The government has recently responded to the outbreak with a vaccination campaign in mining towns and in Ciudad Guayana. The campaign is intended to cover 300,000 people, officials said.
But for some children it’s too late for vaccines.
Justin Valdez, 2, was brought into Ciudad Guayana’s Raul Leoni Hospital on Oct. 19, after he started showing symptoms of diphtheria, including fever, white lesions on his throat, and difficulty breathing.
He was quarantined in the intensive care unit but had to wait four days for life-saving medicine, known as diphtheria antitoxin.
“When we got in they told us they had some medicine, but it was past its expiration date,” says Erika Valdez, Justin’s young mother. The medicine, imported from Brazil, had expired in 2009.
While Justin’s family lobbied health officials for new supplies of the medicine, the boy’s heart became infected by toxins released by the disease. He suffered two episodes of cardiac arrhythmia, and had to be placed on a breathing machine.
“They managed to get the medicine on Friday evening, but it was imported from Russia and none of the doctors here knew how to read Russian,” his father Gustavo told me. “So we had to wait another day until the doctors managed to get the instructions translated.”

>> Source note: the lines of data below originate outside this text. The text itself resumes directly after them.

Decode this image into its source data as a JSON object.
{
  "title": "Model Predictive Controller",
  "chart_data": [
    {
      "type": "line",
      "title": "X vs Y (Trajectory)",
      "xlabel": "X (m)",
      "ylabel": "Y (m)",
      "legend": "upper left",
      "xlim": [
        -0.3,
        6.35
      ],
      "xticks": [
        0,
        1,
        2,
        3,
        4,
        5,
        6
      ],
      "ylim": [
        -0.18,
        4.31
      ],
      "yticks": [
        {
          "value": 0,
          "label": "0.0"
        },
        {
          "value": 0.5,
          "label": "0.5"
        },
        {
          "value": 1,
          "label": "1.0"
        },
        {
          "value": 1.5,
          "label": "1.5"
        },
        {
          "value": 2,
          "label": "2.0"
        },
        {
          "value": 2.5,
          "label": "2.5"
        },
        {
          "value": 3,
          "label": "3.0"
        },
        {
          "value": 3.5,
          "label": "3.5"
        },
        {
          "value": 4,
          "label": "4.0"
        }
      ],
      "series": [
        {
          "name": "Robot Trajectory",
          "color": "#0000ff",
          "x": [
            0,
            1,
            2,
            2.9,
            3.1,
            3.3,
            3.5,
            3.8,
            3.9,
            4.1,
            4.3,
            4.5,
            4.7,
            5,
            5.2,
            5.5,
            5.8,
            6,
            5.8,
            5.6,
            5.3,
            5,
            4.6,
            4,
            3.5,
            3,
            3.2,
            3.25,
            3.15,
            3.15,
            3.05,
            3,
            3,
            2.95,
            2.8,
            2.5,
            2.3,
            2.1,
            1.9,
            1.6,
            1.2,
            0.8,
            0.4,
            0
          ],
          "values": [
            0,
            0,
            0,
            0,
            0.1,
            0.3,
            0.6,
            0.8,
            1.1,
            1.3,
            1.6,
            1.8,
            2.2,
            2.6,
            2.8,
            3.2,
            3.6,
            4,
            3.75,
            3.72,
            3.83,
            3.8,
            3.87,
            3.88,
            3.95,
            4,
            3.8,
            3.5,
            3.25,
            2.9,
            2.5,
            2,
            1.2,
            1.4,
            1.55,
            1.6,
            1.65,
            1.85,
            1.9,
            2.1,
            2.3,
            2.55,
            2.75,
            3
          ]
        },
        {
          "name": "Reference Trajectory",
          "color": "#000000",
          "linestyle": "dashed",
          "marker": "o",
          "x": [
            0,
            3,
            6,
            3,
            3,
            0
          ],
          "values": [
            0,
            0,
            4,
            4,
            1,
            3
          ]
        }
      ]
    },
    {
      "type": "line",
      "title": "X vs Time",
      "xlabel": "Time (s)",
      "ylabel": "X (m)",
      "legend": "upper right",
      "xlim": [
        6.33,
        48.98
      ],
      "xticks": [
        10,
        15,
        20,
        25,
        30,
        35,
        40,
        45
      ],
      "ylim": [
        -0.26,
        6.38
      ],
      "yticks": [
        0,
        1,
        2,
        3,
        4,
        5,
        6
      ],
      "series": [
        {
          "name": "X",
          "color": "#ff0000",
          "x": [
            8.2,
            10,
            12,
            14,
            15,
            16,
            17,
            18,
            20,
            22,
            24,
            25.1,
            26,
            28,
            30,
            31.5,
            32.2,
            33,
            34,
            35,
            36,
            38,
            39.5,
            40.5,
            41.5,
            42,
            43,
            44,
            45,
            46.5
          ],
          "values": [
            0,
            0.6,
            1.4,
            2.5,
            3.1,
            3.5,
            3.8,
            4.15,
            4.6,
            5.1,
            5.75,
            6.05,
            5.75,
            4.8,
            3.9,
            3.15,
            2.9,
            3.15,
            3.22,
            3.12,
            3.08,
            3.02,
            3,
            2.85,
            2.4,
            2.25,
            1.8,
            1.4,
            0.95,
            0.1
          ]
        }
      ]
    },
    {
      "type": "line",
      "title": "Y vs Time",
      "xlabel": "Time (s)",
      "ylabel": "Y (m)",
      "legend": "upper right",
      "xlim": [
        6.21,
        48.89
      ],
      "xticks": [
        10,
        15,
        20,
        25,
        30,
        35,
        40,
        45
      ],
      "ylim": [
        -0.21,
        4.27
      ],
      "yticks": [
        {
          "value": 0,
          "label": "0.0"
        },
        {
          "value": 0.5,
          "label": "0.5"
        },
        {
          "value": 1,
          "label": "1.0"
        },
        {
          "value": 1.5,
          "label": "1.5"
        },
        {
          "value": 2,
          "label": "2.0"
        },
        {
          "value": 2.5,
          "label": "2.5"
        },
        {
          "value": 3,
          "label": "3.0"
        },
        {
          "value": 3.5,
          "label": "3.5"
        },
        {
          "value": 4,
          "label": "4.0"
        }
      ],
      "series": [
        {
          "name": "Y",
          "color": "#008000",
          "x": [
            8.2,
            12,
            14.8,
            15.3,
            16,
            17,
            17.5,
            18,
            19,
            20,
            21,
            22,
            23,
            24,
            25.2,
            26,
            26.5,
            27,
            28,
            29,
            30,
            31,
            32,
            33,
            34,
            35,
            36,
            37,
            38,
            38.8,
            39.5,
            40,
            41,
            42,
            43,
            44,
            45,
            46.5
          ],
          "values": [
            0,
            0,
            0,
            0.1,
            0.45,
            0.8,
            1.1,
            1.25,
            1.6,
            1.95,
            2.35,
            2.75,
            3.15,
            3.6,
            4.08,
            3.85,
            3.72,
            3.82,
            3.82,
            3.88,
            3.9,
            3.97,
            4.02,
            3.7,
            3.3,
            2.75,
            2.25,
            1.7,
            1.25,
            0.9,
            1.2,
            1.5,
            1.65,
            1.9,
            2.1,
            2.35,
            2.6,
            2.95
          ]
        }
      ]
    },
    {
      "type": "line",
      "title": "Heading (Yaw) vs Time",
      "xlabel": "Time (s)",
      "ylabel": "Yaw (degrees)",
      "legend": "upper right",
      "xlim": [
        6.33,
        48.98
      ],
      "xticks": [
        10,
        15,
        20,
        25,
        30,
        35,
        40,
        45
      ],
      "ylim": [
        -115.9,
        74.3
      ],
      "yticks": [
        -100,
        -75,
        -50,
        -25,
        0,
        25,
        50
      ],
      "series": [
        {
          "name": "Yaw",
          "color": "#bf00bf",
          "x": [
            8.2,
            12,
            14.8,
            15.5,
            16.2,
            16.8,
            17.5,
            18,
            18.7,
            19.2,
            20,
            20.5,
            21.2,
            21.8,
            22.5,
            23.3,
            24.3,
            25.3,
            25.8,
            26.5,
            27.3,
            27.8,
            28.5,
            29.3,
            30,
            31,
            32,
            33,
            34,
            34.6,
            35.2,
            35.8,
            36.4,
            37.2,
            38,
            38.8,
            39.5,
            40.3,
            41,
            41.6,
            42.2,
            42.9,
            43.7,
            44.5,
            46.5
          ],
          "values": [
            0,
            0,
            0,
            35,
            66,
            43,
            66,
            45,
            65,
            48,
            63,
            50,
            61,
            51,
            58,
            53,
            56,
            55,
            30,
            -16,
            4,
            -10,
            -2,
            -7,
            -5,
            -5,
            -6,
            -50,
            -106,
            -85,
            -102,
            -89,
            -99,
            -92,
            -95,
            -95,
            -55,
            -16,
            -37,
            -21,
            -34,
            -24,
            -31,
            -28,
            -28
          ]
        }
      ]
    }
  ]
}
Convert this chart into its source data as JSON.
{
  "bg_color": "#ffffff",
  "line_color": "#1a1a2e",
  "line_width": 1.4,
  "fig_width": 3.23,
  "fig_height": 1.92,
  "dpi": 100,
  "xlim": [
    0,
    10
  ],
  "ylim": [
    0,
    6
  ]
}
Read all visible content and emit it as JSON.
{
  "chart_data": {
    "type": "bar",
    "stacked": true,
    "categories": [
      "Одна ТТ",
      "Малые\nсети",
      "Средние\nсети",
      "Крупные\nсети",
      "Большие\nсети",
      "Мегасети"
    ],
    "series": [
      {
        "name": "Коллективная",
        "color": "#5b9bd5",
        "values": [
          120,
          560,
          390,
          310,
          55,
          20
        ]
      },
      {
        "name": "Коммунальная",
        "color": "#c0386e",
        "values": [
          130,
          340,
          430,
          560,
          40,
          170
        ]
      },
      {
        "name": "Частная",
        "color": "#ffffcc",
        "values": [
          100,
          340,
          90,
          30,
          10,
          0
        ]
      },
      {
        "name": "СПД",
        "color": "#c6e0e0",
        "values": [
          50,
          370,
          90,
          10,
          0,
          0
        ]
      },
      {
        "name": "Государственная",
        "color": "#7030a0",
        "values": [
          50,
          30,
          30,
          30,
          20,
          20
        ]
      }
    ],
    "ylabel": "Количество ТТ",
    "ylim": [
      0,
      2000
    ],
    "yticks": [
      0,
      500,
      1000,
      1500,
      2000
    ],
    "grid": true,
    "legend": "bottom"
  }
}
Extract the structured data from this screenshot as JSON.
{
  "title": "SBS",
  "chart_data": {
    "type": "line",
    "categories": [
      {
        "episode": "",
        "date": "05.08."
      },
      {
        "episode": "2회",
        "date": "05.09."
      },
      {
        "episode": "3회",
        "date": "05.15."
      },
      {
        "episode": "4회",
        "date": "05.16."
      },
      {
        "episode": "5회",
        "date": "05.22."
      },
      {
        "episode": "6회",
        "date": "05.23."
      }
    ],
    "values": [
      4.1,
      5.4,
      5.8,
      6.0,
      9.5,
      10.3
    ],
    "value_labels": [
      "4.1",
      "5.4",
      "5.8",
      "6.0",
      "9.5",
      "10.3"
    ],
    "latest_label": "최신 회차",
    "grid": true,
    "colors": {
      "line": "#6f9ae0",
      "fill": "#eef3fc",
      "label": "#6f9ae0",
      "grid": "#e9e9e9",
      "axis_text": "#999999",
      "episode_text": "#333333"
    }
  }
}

Justin is now slowly recovering from the disease. His father Gustavo waits outside the hospital with a Bible in his hands, and a face mask that he wears when he goes inside. He describes Justin’s recovery as a “miracle.”
But doctors say they need medicine, not miracles, to treat the the growing number of suspected diphtheria cases.
As one doctor told me, “Our patients have the odds stacked against them.”